By mitigating risks through appropriate insurance coverage, retirees safeguard their financial well-being and maintain peace of mind.

Step 3: Tax Planning

Effective tax planning can significantly affect retirement savings and income distribution. Income and protections are in place.

Now, you can see what assets are left and create a plan to mitigate or eliminate future tax burdens.

Include:

Reducing RMDs (required minimum distributions): Explore options to minimize tax liabilities associated with distributions from retirement accounts.

Roth conversions: Convert traditional IRA assets to Roth IRAs strategically to manage tax obligations.

Investment location optimization: Allocate investments across taxable, tax-deferred and tax-exempt accounts for tax efficiency.

Estate planning: Utilize tax-efficient strategies to transfer wealth to heirs and minimize estate taxes.

Proactive tax planning maximizes retirement income and preserves assets for future generations.

Step 4: Legacy and Gifting

Planning for the transfer of wealth and leaving a legacy involves thoughtful consideration!

Steps 3 and 4 go hand in hand.

How can we reduce taxes and pass money to their heirs and charities in the most efficient way?

Gifting strategies: Determine when and how to gift assets to heirs or charitable organizations.

Trusts: Establish trusts to manage and distribute assets according to specific wishes.

Life insurance in estate planning: Use life insurance policies to provide liquidity for estate taxes or as a means to transfer wealth efficiently.

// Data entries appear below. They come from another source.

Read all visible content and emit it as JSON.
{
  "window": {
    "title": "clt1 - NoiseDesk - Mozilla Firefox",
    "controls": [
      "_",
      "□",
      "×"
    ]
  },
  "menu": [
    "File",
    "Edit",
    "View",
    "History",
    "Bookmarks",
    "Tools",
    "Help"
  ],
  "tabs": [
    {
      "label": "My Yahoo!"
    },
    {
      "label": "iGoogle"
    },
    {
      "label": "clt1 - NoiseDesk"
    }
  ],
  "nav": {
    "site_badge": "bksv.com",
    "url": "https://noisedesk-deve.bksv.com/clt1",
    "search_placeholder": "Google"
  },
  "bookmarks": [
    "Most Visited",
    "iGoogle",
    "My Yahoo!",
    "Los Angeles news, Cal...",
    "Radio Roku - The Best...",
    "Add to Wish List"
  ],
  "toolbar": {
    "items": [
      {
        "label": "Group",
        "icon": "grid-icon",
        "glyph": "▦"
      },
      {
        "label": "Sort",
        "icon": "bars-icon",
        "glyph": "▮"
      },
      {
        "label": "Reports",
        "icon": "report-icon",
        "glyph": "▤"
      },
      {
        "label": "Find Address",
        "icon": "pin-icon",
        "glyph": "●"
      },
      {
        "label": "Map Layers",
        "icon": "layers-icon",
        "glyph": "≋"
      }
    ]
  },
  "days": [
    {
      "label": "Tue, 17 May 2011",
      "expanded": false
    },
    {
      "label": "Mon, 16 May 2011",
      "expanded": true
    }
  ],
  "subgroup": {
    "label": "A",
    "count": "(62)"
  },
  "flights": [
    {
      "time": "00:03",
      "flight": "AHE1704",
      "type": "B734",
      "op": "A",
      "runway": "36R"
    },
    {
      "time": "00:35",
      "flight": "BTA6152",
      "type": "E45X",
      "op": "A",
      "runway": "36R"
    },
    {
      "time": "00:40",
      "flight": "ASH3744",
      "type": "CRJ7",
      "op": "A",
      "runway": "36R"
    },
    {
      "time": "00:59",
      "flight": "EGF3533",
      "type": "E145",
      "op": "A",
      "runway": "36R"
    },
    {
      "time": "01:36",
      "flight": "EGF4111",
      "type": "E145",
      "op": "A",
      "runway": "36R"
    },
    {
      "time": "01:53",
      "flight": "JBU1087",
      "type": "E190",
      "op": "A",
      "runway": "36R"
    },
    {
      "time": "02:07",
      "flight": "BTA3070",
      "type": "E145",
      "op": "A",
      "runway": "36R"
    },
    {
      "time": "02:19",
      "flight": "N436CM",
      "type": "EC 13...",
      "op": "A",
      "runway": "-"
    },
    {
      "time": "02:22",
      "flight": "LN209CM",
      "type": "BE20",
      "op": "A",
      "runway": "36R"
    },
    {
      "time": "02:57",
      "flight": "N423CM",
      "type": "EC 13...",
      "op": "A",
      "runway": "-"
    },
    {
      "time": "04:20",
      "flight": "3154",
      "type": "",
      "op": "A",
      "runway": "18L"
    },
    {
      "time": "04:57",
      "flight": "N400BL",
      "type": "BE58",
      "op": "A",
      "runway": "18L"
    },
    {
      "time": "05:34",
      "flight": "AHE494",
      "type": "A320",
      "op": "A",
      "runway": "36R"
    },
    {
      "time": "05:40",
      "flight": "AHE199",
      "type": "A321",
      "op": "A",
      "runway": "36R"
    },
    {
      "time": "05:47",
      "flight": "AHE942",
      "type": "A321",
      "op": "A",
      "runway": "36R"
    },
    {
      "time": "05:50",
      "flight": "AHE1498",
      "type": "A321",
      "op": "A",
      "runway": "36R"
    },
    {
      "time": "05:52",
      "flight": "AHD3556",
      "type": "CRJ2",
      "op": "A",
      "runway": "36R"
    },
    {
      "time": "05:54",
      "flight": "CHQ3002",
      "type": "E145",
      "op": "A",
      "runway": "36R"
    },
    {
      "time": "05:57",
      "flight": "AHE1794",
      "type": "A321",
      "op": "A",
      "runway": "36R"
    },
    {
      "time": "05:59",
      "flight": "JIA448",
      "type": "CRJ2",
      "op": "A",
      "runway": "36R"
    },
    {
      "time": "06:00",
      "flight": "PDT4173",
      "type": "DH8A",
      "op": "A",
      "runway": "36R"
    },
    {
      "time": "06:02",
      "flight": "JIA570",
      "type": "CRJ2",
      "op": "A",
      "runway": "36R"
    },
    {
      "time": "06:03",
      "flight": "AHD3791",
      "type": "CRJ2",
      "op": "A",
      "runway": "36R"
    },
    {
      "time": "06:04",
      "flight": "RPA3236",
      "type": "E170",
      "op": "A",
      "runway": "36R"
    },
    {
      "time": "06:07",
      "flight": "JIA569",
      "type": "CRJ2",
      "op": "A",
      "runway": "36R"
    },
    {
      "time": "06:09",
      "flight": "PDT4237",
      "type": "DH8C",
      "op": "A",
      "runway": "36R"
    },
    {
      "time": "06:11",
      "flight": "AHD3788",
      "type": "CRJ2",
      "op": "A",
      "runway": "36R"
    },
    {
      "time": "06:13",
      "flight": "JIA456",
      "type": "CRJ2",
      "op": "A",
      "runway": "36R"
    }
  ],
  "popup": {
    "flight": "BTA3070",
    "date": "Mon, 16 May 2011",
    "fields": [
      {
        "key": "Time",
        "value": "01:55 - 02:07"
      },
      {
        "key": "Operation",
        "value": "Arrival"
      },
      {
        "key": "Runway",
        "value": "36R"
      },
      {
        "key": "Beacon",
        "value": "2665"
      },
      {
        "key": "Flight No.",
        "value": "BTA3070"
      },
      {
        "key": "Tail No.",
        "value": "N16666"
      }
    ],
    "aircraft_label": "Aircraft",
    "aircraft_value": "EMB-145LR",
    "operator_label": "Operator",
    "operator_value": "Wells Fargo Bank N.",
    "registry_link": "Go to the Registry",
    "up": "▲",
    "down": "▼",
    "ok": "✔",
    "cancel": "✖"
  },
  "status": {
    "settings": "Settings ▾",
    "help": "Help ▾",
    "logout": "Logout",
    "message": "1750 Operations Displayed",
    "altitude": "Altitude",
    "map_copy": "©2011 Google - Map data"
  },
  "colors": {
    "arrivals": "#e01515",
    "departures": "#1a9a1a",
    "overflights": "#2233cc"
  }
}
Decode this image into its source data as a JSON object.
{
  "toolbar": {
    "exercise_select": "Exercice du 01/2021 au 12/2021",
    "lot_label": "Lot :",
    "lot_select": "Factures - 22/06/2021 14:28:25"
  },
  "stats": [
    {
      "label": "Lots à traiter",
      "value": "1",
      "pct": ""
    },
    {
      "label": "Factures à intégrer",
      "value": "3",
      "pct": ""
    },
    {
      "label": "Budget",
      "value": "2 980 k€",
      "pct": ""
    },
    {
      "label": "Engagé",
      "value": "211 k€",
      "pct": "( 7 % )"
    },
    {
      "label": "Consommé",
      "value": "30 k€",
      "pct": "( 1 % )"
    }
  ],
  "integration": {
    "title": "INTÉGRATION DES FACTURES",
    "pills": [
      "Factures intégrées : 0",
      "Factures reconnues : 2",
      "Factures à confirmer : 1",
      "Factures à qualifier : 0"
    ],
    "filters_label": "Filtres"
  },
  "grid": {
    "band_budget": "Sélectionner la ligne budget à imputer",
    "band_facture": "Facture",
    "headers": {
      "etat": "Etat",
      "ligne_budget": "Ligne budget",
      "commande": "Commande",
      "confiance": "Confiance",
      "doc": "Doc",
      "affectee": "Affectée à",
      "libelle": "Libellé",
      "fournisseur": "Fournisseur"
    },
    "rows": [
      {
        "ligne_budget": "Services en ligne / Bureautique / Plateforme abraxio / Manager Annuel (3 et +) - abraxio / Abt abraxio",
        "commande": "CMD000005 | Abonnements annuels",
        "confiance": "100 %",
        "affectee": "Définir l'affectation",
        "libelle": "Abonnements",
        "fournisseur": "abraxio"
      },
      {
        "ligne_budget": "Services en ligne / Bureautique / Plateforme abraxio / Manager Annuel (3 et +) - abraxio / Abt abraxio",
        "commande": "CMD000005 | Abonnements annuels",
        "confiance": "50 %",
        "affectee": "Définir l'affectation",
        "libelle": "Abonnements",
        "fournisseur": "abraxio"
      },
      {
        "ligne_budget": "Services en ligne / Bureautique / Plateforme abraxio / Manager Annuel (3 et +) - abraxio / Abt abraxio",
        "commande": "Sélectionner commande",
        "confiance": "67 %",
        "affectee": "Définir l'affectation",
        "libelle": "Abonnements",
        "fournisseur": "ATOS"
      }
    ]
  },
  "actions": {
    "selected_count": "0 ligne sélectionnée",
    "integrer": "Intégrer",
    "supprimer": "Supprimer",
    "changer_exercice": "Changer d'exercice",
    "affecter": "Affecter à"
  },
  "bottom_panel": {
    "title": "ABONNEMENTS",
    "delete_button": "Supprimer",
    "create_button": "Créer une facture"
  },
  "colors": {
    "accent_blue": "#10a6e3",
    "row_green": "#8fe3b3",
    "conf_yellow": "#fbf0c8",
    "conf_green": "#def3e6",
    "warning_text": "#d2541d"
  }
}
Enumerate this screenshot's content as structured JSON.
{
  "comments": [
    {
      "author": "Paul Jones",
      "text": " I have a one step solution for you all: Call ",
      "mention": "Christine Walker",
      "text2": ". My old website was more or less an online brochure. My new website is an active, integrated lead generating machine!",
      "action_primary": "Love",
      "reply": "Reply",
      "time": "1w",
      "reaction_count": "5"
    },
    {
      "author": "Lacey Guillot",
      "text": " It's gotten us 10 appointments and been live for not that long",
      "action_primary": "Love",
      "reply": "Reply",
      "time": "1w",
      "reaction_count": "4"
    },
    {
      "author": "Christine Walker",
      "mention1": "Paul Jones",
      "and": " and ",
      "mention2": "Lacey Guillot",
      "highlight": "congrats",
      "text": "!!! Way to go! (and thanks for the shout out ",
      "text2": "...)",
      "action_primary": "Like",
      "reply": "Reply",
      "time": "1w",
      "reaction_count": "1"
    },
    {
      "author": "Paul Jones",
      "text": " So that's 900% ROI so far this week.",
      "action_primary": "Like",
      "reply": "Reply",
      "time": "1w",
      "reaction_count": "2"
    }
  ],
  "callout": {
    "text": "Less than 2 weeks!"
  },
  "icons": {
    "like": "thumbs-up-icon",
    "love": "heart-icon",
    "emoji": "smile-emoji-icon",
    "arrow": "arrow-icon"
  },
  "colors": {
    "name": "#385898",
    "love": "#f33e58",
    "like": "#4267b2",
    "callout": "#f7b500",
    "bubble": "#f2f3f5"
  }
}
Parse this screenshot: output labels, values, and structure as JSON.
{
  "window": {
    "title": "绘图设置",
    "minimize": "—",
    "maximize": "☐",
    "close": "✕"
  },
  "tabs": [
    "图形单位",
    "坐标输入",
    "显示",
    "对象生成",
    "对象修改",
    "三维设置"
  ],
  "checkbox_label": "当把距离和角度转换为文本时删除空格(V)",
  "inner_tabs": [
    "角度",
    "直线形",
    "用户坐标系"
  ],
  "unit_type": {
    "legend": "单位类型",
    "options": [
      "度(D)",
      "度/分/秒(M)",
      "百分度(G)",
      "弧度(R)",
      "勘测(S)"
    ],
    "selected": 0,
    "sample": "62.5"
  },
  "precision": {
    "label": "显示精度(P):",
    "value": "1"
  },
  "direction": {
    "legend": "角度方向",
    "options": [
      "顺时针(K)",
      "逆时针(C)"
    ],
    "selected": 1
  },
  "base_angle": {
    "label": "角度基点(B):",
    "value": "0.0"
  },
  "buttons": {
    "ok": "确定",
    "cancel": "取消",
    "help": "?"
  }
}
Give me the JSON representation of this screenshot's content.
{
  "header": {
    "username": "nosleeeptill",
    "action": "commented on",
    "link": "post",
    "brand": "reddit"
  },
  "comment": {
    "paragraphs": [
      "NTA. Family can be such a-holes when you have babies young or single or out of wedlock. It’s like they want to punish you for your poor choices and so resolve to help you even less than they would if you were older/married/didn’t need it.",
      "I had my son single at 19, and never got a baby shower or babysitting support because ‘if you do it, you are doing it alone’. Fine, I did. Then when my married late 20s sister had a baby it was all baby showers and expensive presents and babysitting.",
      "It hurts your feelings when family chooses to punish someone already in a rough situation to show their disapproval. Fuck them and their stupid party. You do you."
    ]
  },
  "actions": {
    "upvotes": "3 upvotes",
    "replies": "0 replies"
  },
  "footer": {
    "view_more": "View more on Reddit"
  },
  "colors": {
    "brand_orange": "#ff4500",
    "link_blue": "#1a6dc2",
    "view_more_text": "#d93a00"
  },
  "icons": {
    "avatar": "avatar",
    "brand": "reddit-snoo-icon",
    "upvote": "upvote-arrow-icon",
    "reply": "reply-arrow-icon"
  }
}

Charitable giving: Explore charitable trusts or foundations as a tax-efficient way to support philanthropic causes.

By addressing tax planning, legacy, and gifting early on in the retirement planning process, your clients can ensure their wishes are fulfilled while optimizing tax benefits for beneficiaries.

Retirement planning is a dynamic process that requires careful evaluation of income needs, protection strategies, tax considerations, and legacy planning goals.

It all begins with a thorough discovery interview (fact find), asking the right questions to help your prospect see and feel the problems they are facing in retirement.

Then applying sound retirement planning strategies to create income, protect assets, optimize tax efficiency, and plan for legacy — your clients can navigate retirement with confidence and achieve long-term financial security for themselves and their loved ones.

Planning early and conducting annual plan reviews regularly gives your client flexibility to changing circumstances and market conditions, ultimately leading to a fulfilling and stress-free retirement journey.